All right, I admit to being snidely critical of the world of Twitter Text and the cult of Face Tweet. I continue to search for that glimmer of hope, however, that the techno-revolution will have a positive effect on society beyond enabling our youth to instantly communicate to hundreds of “friends” where they ate lunch.
The use of cell phones and the Internet during the Arab Spring is encouraging, of course, but on Sunday I saw a glimmer of hope that was a little closer to home. On Bill Moyer’s weekly show on the U.S. Public Broadcasting System he interviewed Kathleen Hall Jamieson about the website www.flackcheck.com created by the Annenberg Public Policy Center (APPC) at the University of Pennsylvania. Fed up with the hostile, negative and factually wrong political campaign ads being run during the current presidential campaign, the APPC created Flackcheck to point out exactly where the campaign ads were factually incorrect. Not only that, but they encouraged viewers to e-mail and Tweet the candidates responsible demanding that the incorrect ads be taken off the air. In effect they are doing in a systematic and serious way what Jon Stewart on The Daily Show does for comic effect on late-night TV. It is actually working; they have forced the removal of several ads across the country.

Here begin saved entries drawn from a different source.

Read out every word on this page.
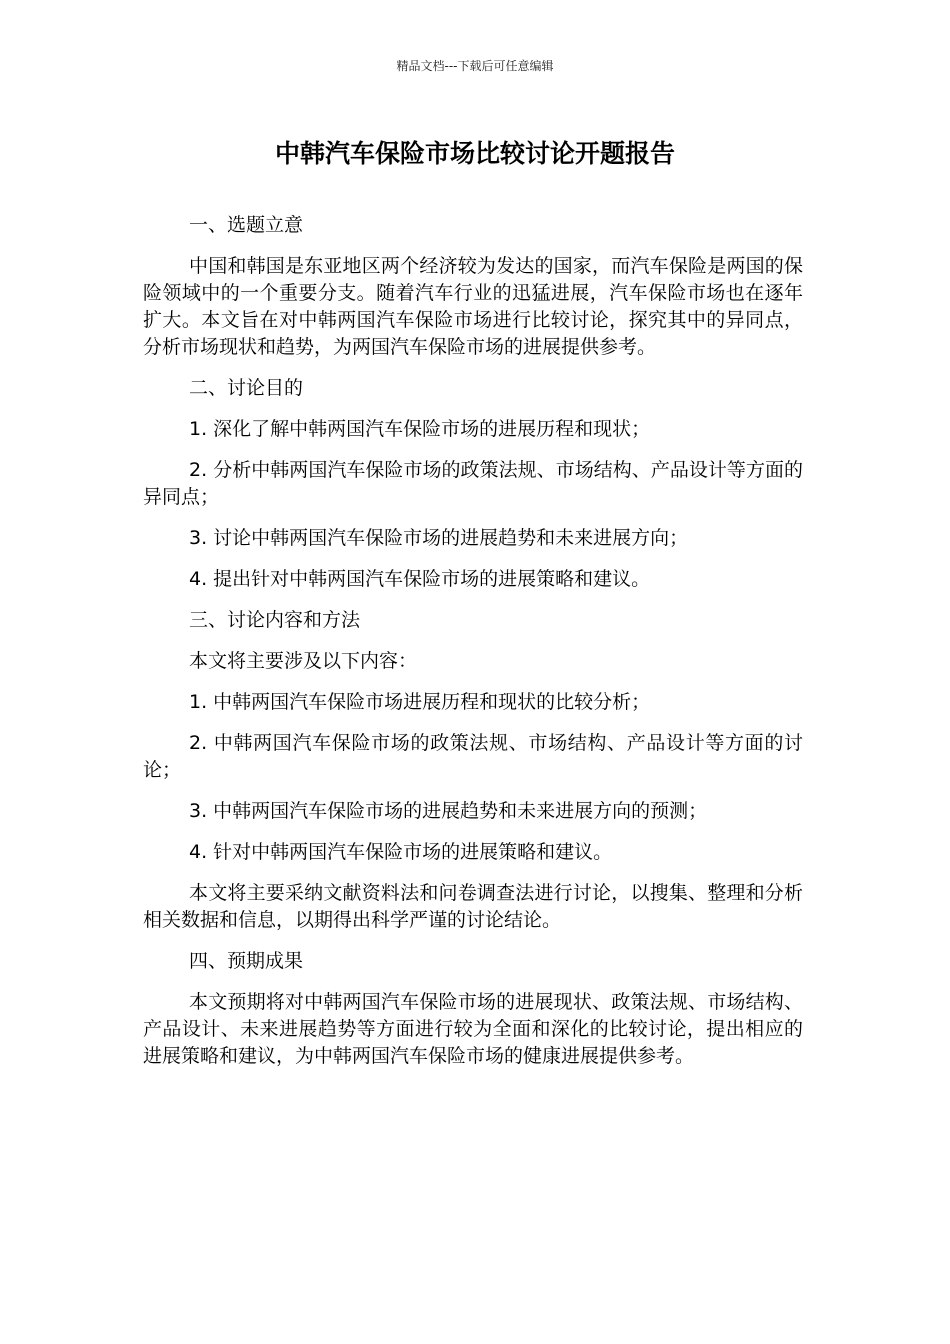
精品文档---下载后可任意编辑
中韩汽车保险市场比较讨论开题报告

一、选题立意

中国和韩国是东亚地区两个经济较为发达的国家，而汽车保险是两国的保险领域中的一个重要分支。随着汽车行业的迅猛进展，汽车保险市场也在逐年扩大。本文旨在对中韩两国汽车保险市场进行比较讨论，探究其中的异同点，分析市场现状和趋势，为两国汽车保险市场的进展提供参考。

二、讨论目的

1. 深化了解中韩两国汽车保险市场的进展历程和现状；

2. 分析中韩两国汽车保险市场的政策法规、市场结构、产品设计等方面的异同点；

3. 讨论中韩两国汽车保险市场的进展趋势和未来进展方向；

4. 提出针对中韩两国汽车保险市场的进展策略和建议。

三、讨论内容和方法

本文将主要涉及以下内容：

1. 中韩两国汽车保险市场进展历程和现状的比较分析；

2. 中韩两国汽车保险市场的政策法规、市场结构、产品设计等方面的讨论；

3. 中韩两国汽车保险市场的进展趋势和未来进展方向的预测；

4. 针对中韩两国汽车保险市场的进展策略和建议。

本文将主要采纳文献资料法和问卷调查法进行讨论，以搜集、整理和分析相关数据和信息，以期得出科学严谨的讨论结论。

四、预期成果

本文预期将对中韩两国汽车保险市场的进展现状、政策法规、市场结构、产品设计、未来进展趋势等方面进行较为全面和深化的比较讨论，提出相应的进展策略和建议，为中韩两国汽车保险市场的健康进展提供参考。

Canadian politics has not yet sunk to the depths of American political bad taste, but the success of attack ads down south has infiltrated our campaign processes. A Canadian website like Flackcheck would go a long way to halting that slow erosion of public discourse and would force politicians to argue policy differences on the basis of real facts and authentic issues instead of absurd exaggerations like those of Conservative MP Vic Toews. You remember his blustery tirade, don’t you? He stood in the House accusing the NDP, and by implication anyone else who was against his legislation, of “making things easier for child pornographers.” To the credit of Canadian observers, Toews was castigated for his comments, whereas I doubt that such remarks made in the U.S. House or Senate would have even been reported down there, unless it was to praise the politician making them for putting those godless, elitist, left-leaning so-and-so’s in their place.
If a Canadian Flackcheck website were to be created, then who knows, maybe it will lead to real political debate and a time when anyone who dares try to bamboozle voters with negative ads will be handsomely defeated in an election, not rewarded with victory. If so, our youth will have to be commended for rescuing the political process.
Or maybe the lackadaisical Twitterfacers will be too busy texting about their lunch to care. Time will tell. Meanwhile, the glimmer abides.